The six problems everyone has

If every organisation is unique, why do the same problems appear in every sector?

Jumping to technology before strategy. The impulse is always the same: buy the tool, deploy the platform, get the visibility. Strategy comes later. Or not at all.

Blanket approaches to OT security controls. Everything gets treated as equally critical. No prioritisation. No trade-offs. Just a compliance checklist and a false sense of coverage.

Fragmented or hostile IT/OT communication. IT sees OT as an unsecured liability. OT sees IT as a threat to uptime. Neither side shares a common language or aligned objectives.

No strong business case for OT security. Investment is reactive, driven by incidents or audits rather than strategic planning. The CFO doesn’t understand the risk. The board doesn’t grasp the consequences.

Inability to quantify true cyber risk position. Risk assessments are either too generic to be useful or too technical to inform decisions. Leadership is left guessing.

Underestimating the effort required. Security is treated as a project with an end date, not an ongoing operational discipline. Twelve months after deployment, tools become shelfware and policies are forgotten.

These problems don’t vary by industry. They don’t change based on SCADA vendor. They don’t depend on regulatory environment. They are universal because they are human, organisational, and structural.

When ‘uniqueness’ is truly politics

The uniqueness objection isn’t always innocent. Sometimes it’s political.

Claiming your environment is special deflects accountability. If the problem is unique, no one can be blamed for failing to solve it. If the constraints are unprecedented, slow progress is justified. If external advice doesn’t apply, internal decision-making is protected from scrutiny.

It’s also a way to resist change. Transformation is hard. It disrupts comfortable routines, challenges established hierarchies, demands new ways of working. Uniqueness becomes a convenient argument that change is impossible, without directly admitting resistance.

The uncomfortable truth: organisations that insist they’re different are rarely more complex than their peers.
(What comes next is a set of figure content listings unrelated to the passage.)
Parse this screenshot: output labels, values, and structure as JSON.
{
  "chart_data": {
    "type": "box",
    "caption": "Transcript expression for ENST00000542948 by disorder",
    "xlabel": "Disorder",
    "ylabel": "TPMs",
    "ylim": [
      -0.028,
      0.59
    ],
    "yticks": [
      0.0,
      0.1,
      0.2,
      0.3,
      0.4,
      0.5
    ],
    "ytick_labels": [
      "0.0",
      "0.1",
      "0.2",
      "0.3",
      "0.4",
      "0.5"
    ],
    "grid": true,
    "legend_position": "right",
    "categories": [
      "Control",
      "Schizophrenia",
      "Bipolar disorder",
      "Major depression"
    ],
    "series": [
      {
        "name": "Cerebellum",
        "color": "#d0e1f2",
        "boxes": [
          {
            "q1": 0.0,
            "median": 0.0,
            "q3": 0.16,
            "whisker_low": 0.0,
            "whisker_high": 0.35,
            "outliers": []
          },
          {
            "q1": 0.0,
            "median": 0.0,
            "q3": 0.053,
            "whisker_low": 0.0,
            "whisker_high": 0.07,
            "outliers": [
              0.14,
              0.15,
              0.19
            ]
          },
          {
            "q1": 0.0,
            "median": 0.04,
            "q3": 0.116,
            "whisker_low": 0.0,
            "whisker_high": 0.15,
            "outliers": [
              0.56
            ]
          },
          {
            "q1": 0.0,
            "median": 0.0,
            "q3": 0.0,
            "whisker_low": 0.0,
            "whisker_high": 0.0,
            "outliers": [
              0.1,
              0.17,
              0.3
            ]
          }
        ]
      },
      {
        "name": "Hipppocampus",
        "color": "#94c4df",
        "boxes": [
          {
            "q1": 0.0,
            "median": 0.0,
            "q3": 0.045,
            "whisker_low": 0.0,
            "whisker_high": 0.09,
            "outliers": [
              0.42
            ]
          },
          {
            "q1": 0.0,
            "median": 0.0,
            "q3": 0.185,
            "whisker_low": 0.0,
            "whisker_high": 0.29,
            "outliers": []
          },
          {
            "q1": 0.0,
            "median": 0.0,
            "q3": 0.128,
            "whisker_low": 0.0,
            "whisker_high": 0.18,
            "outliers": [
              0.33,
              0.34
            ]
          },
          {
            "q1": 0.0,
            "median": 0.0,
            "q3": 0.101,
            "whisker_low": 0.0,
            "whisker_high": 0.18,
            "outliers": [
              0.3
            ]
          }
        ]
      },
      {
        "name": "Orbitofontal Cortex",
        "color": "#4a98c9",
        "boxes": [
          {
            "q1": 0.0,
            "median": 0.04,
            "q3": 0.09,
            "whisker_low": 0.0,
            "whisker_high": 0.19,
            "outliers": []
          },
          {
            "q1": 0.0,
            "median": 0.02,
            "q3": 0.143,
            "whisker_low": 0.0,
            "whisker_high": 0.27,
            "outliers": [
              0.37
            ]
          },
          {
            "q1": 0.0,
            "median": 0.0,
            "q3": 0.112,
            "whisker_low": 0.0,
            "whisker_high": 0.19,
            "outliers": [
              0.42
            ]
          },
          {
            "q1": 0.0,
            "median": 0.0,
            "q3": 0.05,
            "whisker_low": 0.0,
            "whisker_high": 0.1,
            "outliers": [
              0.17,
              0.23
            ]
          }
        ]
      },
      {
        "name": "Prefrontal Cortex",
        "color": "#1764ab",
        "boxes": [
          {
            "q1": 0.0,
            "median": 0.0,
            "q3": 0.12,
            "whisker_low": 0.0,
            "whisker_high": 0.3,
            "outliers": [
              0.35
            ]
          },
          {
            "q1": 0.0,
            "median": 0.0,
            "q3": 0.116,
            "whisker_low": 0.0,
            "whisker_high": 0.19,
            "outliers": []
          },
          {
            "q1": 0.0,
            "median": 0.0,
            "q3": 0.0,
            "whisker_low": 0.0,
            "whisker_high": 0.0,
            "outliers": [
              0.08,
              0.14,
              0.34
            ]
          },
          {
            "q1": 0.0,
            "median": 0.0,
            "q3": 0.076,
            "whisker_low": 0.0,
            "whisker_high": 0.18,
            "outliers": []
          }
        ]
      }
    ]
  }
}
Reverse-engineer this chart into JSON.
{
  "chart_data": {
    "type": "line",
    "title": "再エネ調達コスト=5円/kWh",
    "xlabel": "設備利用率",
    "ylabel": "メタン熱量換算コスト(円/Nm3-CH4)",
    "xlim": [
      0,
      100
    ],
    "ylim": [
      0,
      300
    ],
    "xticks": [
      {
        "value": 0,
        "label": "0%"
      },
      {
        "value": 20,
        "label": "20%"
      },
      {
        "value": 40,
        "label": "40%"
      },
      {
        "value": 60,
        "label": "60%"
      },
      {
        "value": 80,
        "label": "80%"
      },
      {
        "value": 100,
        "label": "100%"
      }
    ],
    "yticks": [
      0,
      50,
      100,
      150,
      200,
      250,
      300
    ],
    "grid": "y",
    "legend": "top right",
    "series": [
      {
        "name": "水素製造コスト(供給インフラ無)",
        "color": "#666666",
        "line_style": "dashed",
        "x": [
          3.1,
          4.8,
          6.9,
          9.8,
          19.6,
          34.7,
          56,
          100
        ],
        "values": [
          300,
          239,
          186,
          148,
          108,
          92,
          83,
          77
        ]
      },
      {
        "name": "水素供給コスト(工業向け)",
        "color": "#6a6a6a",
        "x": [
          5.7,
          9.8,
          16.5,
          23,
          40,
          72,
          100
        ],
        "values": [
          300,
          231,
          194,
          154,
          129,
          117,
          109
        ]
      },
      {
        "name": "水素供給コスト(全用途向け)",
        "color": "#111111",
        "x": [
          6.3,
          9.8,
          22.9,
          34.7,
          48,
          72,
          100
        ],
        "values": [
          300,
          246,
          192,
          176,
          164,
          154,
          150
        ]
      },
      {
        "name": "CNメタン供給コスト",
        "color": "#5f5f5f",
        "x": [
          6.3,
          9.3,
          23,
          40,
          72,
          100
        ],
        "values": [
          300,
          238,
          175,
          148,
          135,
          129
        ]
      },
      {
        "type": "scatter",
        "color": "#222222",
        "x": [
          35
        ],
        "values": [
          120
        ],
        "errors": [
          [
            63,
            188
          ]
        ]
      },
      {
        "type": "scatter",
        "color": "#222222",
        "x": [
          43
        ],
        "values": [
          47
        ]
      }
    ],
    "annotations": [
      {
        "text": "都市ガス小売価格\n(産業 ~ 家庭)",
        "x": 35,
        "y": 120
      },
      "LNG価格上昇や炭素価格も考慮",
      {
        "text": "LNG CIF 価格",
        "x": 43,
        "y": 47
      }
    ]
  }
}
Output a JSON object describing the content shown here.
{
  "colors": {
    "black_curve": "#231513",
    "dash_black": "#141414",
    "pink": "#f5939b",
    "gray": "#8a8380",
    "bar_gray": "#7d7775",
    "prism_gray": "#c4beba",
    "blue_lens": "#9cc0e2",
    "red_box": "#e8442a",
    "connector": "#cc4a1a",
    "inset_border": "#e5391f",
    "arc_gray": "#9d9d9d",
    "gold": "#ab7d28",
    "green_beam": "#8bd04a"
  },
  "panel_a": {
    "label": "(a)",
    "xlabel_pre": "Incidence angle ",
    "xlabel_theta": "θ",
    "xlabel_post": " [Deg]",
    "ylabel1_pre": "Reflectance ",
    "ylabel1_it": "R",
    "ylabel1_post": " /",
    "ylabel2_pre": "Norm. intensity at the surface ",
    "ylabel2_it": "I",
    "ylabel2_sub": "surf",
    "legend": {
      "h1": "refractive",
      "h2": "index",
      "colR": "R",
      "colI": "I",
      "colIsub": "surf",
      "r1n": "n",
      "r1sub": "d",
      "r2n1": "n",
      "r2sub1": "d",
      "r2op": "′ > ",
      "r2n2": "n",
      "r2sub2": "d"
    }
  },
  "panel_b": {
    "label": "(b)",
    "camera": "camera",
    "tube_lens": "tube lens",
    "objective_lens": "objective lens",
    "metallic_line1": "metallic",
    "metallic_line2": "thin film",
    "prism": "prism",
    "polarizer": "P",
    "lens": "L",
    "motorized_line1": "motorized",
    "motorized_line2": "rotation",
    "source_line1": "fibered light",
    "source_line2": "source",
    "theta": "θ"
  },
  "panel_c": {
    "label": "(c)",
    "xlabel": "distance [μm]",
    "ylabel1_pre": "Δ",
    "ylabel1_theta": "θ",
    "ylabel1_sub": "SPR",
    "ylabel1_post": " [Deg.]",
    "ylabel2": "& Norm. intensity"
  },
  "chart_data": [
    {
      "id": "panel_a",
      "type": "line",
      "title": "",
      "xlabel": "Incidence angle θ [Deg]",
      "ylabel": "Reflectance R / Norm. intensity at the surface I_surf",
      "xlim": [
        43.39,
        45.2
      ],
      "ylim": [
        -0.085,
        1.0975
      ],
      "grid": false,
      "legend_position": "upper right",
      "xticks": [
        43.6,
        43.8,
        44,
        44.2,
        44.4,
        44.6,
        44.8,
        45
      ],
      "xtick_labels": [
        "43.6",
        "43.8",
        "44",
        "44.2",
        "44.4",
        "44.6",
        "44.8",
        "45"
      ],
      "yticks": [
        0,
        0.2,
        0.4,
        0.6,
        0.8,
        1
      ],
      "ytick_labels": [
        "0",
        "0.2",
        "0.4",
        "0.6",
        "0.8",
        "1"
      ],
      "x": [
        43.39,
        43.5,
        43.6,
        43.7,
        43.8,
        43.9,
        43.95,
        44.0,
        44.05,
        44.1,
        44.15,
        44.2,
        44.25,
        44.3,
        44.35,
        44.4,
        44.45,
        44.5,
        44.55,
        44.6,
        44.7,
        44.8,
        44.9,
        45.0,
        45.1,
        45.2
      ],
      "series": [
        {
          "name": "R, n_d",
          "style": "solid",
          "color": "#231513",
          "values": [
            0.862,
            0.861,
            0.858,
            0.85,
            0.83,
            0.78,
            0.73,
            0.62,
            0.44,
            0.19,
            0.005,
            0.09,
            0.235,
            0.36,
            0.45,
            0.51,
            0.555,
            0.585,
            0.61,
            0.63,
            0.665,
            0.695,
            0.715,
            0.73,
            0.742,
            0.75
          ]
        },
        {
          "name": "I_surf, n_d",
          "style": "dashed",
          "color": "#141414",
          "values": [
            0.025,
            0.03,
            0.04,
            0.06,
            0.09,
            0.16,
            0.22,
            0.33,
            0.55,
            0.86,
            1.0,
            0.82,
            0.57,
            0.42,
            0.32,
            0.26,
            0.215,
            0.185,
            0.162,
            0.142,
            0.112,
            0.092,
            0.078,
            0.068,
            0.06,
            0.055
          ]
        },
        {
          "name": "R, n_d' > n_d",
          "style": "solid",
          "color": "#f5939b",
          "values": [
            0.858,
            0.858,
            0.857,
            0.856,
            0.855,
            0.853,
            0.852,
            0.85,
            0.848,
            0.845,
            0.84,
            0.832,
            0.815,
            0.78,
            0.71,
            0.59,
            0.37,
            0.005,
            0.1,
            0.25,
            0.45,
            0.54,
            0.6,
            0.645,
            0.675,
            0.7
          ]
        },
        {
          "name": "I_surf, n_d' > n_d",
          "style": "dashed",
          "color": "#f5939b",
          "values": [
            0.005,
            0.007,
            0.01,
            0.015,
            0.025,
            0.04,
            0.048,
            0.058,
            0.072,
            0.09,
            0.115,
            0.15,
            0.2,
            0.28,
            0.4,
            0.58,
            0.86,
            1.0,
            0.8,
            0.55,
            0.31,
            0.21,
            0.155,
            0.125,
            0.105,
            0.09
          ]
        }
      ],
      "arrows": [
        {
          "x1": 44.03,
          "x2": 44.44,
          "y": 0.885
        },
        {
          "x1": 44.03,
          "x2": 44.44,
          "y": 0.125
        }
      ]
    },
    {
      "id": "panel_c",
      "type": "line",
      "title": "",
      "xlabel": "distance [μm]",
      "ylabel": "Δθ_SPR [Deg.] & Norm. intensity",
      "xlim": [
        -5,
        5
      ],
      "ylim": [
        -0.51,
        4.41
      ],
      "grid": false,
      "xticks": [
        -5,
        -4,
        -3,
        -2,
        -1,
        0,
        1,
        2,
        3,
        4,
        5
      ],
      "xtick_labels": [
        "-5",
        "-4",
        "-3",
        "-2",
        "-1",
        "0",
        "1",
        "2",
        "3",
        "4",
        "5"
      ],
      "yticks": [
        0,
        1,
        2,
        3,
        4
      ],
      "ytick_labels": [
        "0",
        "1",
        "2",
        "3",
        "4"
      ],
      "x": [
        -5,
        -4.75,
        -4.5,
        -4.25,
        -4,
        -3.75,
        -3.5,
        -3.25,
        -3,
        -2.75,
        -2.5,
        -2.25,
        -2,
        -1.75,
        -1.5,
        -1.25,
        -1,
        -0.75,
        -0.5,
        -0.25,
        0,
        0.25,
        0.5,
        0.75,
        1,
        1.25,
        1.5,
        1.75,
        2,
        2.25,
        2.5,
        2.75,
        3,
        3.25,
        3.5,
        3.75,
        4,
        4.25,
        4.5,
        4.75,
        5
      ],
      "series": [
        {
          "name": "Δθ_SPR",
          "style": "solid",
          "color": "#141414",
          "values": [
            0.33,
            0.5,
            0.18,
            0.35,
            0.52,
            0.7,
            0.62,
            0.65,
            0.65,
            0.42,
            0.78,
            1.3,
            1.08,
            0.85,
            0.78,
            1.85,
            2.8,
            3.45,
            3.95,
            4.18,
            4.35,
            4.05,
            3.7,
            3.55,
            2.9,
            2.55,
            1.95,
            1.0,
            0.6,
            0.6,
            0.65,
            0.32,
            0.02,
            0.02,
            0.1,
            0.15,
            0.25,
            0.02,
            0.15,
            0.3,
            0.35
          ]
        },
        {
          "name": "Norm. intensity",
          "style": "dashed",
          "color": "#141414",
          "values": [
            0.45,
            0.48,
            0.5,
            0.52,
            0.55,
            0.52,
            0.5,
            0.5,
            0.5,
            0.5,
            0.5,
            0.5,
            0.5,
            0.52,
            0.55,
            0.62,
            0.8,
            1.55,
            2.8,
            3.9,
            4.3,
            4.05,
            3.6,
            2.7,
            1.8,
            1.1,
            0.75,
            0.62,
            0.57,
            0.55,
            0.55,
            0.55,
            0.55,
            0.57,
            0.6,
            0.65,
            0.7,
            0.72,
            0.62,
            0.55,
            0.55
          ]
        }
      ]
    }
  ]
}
They’re just more committed to the status quo.

The reassurance you didn’t know you needed

“Don’t worry. You’re just as bad as everyone else.”

It sounds dismissive. For the right audience, it’s actually reassuring.

If your problems are universal, the solutions are proven. You don’t need to invent a bespoke approach from scratch. You don’t need a two-year research project to figure out what works. You can learn from the accumulated experience of organisations that have already walked this path.

A methodology tested across mining, oil and gas, utilities, and manufacturing isn’t weaker because it’s general. It’s stronger. It’s been stress-tested in environments with different technologies, different risk tolerances, different operational realities. It still works.

That’s not because the methodology is simplistic. It’s because the fundamentals of risk, resilience, and decision-making don’t change. The principles scale. The process adapts. The outcomes are repeatable.

What to do when you catch yourself

If you’re a CISO or security leader, here’s the uncomfortable question: when was the last time you said “our environment is different”?

If it was recently, consider:

  • Am I describing a genuine technical constraint, or protecting a decision I don’t want challenged?
  • Am I rejecting external input because it’s wrong, or because it’s uncomfortable?
  • Am I confusing familiarity with my environment for superiority over others?

The antidote to the uniqueness delusion is humility. Not false humility or self-deprecation, but the operational humility of recognising that your challenges are not unprecedented. Others have faced them. Others have solved them. The lessons transfer.

You don’t need a consultant who has memorised your specific SCADA system. You need someone who has seen the pattern your organisation can’t see because you’re standing too close to it.

That’s not a criticism. It’s a fact. Acknowledging it is the first step toward better security.